No one knows how I swallow tears when I buckle the other kids in our van, which seems too big now with that empty seat. No one thinks how every time I see the precious pictures of her on our wall that there won’t be any new ones to add. She was here, and there are pieces of her everywhere. Pieces that stir such emotion, it’s enough to break a soul. The first days after she died, I felt numb. Numb allowed me to keep going, to get through what needed to be done. Now I find myself wishing for that numbness instead of this shattering pain.

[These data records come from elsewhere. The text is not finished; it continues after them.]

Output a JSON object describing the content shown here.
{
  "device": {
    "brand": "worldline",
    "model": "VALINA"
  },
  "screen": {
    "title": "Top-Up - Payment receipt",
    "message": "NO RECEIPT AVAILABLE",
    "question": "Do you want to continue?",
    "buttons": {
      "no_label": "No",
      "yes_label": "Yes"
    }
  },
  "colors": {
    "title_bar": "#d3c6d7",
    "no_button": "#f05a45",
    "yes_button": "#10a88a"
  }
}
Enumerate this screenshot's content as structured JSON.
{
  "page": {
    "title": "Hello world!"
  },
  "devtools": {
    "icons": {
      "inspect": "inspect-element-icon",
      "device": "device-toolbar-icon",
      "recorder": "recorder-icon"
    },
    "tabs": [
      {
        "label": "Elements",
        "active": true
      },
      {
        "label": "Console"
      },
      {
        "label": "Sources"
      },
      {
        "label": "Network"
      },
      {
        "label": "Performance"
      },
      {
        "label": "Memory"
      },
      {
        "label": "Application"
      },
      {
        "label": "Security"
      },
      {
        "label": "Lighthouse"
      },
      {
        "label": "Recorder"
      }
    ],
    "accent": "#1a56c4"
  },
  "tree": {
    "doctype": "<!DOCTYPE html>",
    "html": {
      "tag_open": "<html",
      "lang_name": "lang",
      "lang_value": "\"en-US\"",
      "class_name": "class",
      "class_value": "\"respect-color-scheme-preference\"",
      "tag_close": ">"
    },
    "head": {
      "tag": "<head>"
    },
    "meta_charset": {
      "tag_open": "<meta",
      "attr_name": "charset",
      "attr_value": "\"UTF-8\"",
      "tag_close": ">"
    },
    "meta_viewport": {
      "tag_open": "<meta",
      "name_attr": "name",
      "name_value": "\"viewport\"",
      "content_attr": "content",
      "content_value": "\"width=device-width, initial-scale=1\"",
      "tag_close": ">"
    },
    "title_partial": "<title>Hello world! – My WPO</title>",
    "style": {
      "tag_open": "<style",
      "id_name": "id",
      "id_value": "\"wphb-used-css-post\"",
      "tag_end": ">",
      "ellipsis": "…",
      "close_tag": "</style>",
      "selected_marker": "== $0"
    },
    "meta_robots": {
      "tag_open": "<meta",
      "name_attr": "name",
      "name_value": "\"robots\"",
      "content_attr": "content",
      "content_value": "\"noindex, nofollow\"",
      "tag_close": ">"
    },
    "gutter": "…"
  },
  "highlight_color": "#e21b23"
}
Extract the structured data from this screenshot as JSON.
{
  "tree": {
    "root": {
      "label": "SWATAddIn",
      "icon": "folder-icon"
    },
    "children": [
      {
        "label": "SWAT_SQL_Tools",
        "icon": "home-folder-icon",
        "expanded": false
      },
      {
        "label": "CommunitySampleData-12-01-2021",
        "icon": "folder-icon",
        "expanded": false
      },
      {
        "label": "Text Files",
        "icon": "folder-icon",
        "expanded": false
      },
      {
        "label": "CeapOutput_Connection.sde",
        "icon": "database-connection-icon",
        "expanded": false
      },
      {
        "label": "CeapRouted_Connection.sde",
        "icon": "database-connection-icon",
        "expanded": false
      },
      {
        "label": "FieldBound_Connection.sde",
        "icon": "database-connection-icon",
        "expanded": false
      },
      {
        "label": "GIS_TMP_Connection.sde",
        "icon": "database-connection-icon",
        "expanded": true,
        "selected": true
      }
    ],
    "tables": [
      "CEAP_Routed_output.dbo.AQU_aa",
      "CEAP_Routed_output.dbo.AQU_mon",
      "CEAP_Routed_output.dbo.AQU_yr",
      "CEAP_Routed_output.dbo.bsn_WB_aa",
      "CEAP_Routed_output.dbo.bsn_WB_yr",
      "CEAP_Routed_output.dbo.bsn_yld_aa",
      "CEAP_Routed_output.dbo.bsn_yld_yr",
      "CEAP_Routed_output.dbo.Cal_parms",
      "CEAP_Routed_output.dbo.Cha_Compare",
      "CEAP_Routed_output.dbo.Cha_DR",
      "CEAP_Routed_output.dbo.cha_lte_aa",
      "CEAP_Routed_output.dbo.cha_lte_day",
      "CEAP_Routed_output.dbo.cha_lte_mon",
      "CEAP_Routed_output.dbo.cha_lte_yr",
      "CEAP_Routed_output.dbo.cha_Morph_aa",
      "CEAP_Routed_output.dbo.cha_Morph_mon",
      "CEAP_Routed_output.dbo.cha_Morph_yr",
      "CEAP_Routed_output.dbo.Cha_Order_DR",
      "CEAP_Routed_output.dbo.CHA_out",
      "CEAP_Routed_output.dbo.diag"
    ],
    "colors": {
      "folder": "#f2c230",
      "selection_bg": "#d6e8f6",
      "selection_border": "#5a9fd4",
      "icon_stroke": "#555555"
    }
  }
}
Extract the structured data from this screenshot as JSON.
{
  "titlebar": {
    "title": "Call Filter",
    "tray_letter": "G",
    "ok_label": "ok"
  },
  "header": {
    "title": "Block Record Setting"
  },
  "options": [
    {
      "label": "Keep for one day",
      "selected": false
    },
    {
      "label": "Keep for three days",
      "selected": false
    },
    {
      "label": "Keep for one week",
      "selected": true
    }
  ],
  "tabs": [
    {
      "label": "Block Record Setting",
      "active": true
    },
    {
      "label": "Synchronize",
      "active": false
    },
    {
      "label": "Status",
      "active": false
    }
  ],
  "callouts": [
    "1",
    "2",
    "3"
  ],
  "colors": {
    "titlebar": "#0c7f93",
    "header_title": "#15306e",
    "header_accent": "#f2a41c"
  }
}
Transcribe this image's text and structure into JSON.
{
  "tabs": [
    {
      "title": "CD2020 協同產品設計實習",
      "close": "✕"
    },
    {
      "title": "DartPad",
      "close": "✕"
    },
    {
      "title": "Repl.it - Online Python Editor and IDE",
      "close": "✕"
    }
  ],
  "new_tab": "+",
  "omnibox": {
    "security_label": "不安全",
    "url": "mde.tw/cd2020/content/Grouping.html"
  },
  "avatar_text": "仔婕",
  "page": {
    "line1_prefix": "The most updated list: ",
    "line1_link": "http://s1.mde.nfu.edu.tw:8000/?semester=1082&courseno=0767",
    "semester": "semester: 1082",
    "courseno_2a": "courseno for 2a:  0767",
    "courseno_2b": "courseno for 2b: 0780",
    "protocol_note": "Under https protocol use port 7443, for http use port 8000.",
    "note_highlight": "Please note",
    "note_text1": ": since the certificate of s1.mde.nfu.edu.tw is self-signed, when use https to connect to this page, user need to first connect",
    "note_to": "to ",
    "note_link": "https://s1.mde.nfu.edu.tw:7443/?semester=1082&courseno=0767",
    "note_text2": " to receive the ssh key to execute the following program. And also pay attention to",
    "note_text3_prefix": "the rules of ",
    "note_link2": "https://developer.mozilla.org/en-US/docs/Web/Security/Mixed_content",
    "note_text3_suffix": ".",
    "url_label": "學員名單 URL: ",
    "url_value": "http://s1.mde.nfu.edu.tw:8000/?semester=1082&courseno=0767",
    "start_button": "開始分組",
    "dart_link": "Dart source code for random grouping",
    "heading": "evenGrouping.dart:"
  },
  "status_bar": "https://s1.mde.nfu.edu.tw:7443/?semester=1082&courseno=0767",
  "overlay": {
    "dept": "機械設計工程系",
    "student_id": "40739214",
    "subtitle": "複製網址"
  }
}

When my 3 children walk side by side I see a space… a hole where my littlest girl will never skip along beside them. When other people see us, they must not understand why we have anything to be sad about. They tell us how lucky we are to have the children we do…. They say how nice it must be to just have one child at home during the day… they say she was lucky to have lived as long as she did. I am not at a place where I can see the glass half full yet. Although I am happy to know Ellianna is whole and well and living in glory, I still miss her and yearn for her here… and I will, until I go Home.
It must be terribly awkward for people. People do not like to see pain. They want to know we are ok, that we are moving forward, and that we won’t break into tears in the middle of a conversation. That’s the thing about grief… it’s not something that goes away in a month, 6 months, a year… we are in it for the long haul. At Christmas when there is an empty stocking, we will be sad. 5 years from now when she is not starting Kindergarten, we will be sad. When there is no prom, no high school graduation, no wedding…we will still feel the pain and sadness of losing Ellianna. Many people are afraid of that; afraid to see us hurting… so they distance themselves, afraid to say or do the wrong thing. Well the wrong thing is to ignore it. We still need to know you’re here for us just as much as the day that she died. We need to know that you’re not too nervous to be around us, that you understand when we cancel because we have been hit by a new wave of grief, that you’re willing to talk about her, to say her name, to let us know that you have not forgotten.